My research interests are quite varied, but they focus on molecular and cellular mechanisms of the immune system in response to potentially adverse challenges to the host, including both pathological and non-pathological threats. This resulted in pioneering work on immune gene structure and function with emphasis on IgE and its receptor and their role in allergies, parasite immunity and mast cell biology. Work on molecular mechanisms of production, biological activity and toxicity of toxins A and B made by Clostridium difficile are also included here. Finally, function of the innate immune response at the fetal-maternal interface is the most recent focus of my research attention. We have observed that maternal natural killer (NK) cells, highly cytotoxic lymphocytes, accumulate extensively at the fetal-maternal interface during embryonic development, presumably in response to the fetal allograft perceived as foreign by the mother. We have also observed that a large maternal protein, cubilin, accumulates exclusively in the cytotoxic granules of these uterine NK cells. Therefore, our hypothesis is that uNK cells are held in check by molecular mechanisms operating at the cellular level, potentially involving cubilin, so that the fetus can progress to term through a normal, healthy pregnancy. In contrast, when regulation of maternal innate immune system becomes faulty, pregnancies may be aborted via aggression of uNK cells towards the fetal allograft. Therefore, understanding the basic mechanism(s) of NK cell regulation may be helpful for maintaining a normal healthy pregnancy, and eventually for reducing tissue transplant rejection, making immunotherapy of cancer more efficacious and reducing the severity of some autoimmune diseases.

Recent Publications

  • Tian, S.S. and Faust, C. "Rearrangement of Rat Immunoglobulin E Heavy-Chain and c-myc Genes in the B-Cell Immunocytoma IR162", Molec. Cell. Biol. 7: 2614-2619, 1987.

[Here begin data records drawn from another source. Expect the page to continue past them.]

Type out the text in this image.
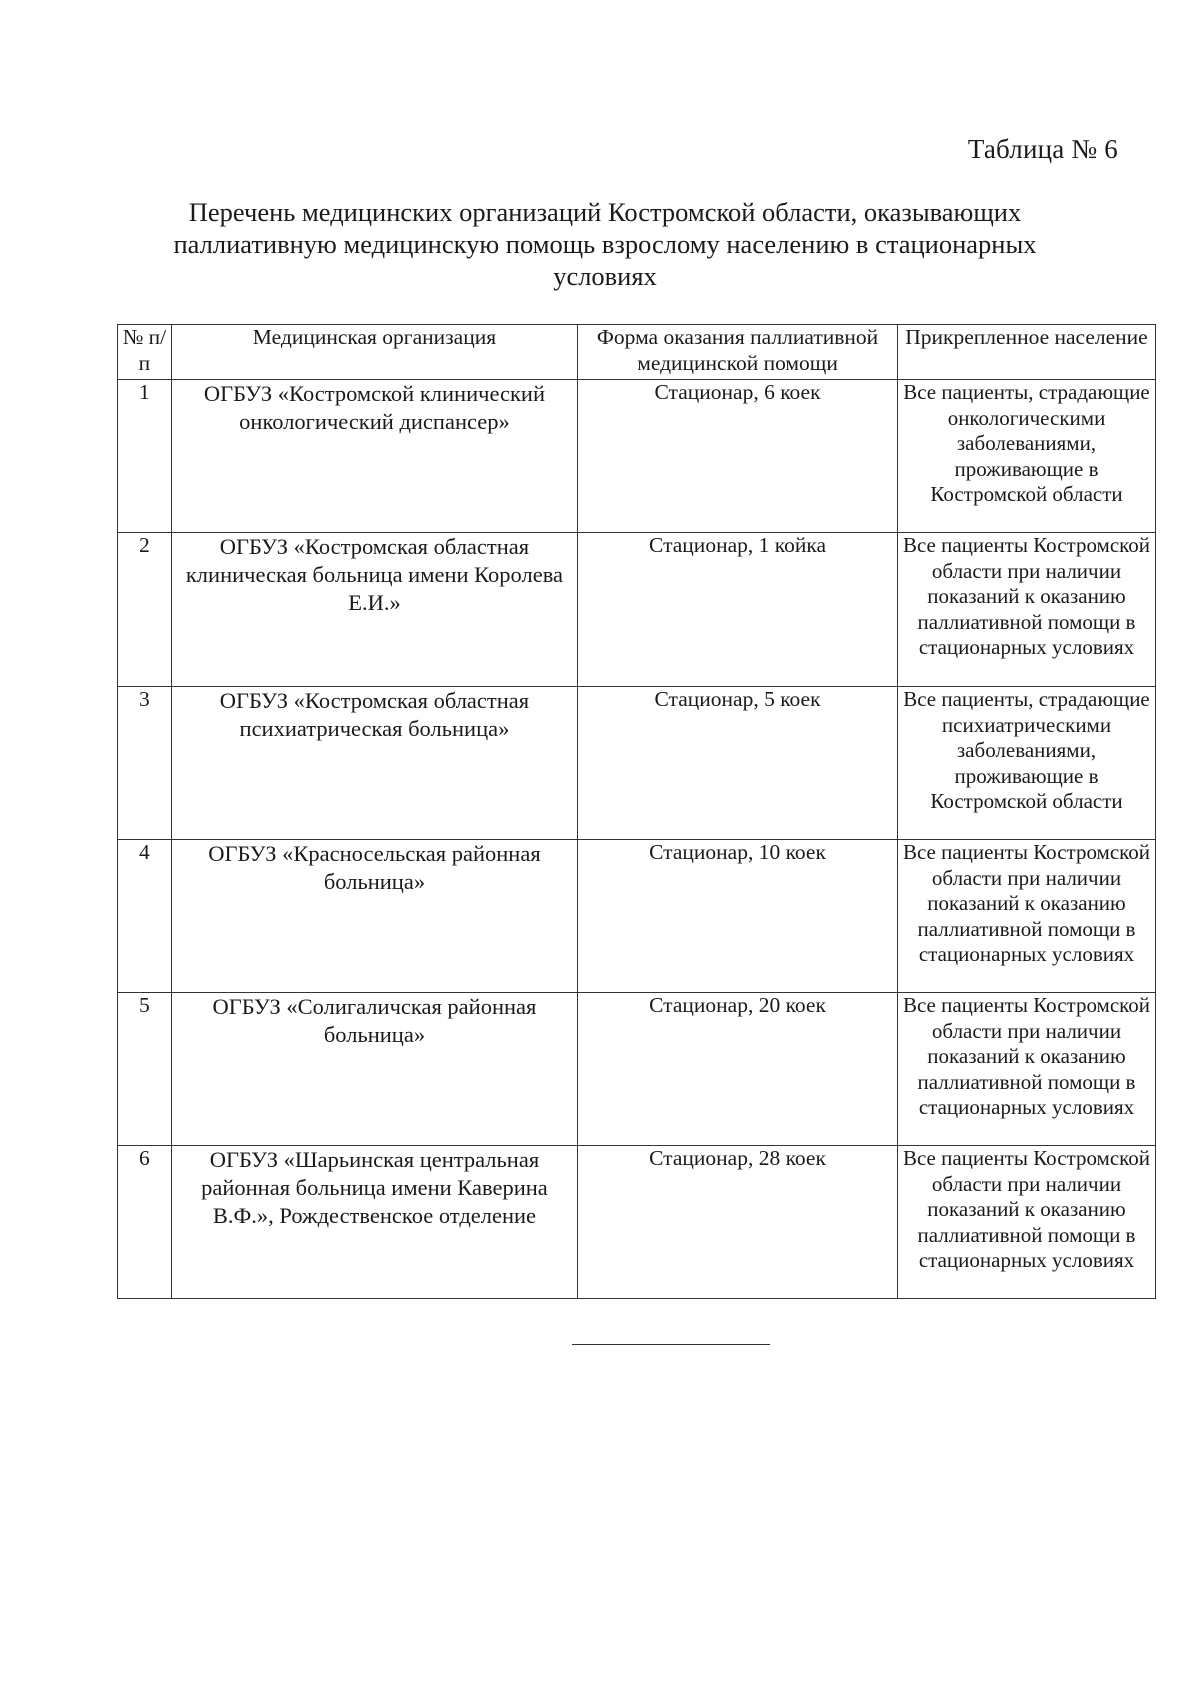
Таблица № 6
Перечень медицинских организаций Костромской области, оказывающих
паллиативную медицинскую помощь взрослому населению в стационарных
условиях
№ п/п	Медицинская организация	Форма оказания паллиативной медицинской помощи	Прикрепленное население
1	ОГБУЗ «Костромской клинический онкологический диспансер»	Стационар, 6 коек	Все пациенты, страдающие онкологическими заболеваниями, проживающие в Костромской области
2	ОГБУЗ «Костромская областная клиническая больница имени Королева Е.И.»	Стационар, 1 койка	Все пациенты Костромской области при наличии показаний к оказанию паллиативной помощи в стационарных условиях
3	ОГБУЗ «Костромская областная психиатрическая больница»	Стационар, 5 коек	Все пациенты, страдающие психиатрическими заболеваниями, проживающие в Костромской области
4	ОГБУЗ «Красносельская районная больница»	Стационар, 10 коек	Все пациенты Костромской области при наличии показаний к оказанию паллиативной помощи в стационарных условиях
5	ОГБУЗ «Солигаличская районная больница»	Стационар, 20 коек	Все пациенты Костромской области при наличии показаний к оказанию паллиативной помощи в стационарных условиях
6	ОГБУЗ «Шарьинская центральная районная больница имени Каверина В.Ф.», Рождественское отделение	Стационар, 28 коек	Все пациенты Костромской области при наличии показаний к оказанию паллиативной помощи в стационарных условиях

  • Stenzel-Poore, M.P., Hall, T.J., Heusser, C.H., Faust, C.H. and Rittenberg, M.B. "Immunologic Memory to PC-KLH: Participation of the Q52 VH Gene Family", J. Immunol. 139: 1698-1703, 1987.
  • Tian, S.S. and Faust, C. "A Simple and Precise, Aberrant Translocation of the Rat c-myc Gene into the ε-Heavy Chain Switch Region of the IgE-producing Immunocytoma, IR162", J. Biol. Chem. 264: 1846-1853, 1989.
  • McMillan, D.R. and C. Faust. "The Expression and Characterization of Rat IgE Produced by Construction of the Epsilon Heavy Chain Gene from Exon Modules." J. Biol. Chem. 267:4904-4910, 1992.
  • Witthuhn, B.A. and Faust, C. "Tissue Specific Expression in Mouse P815 Mastocytoma Cells of the Cloned Rat Alpha Subunit Gene of the High Affinity Receptor for IgE," Immunol. Letters 47:39-43, 1995.
  • Witthuhn, B.A. and Faust, C. "Isolation and Characterization of the Beta Subunit Gene of the High Affinity Receptor for Immunoglobulin E," Molecular Immunology 33:881-890, 1996.
  • Song, K.P. and Faust, C. "Molecular Analysis of the Promoter Region of the Clostridium difficile Toxin B Gene That Is Functional in Escherichia coli", J. Med. Microbiol. 47:309-316, 1998.
  • Faust, C., Ye, B. and Song, K.P. "The Enzymatic Domain of Clostridium difficile Toxin A Is Located within Its N-Terminal Region," Biochem. Biophys. Res. Commun. 251:100-105, 1998.
  • Crider-Pirkle, S., Billingsley, P., Faust, C., Hardy, D.M., Lee, V., and Weitlauf, H. "Cubilin: A Binding Partner for Galectin-3 in the Murine Utero-Placental Complex," J. Biol. Chem. 277, 15904-15912, 2002.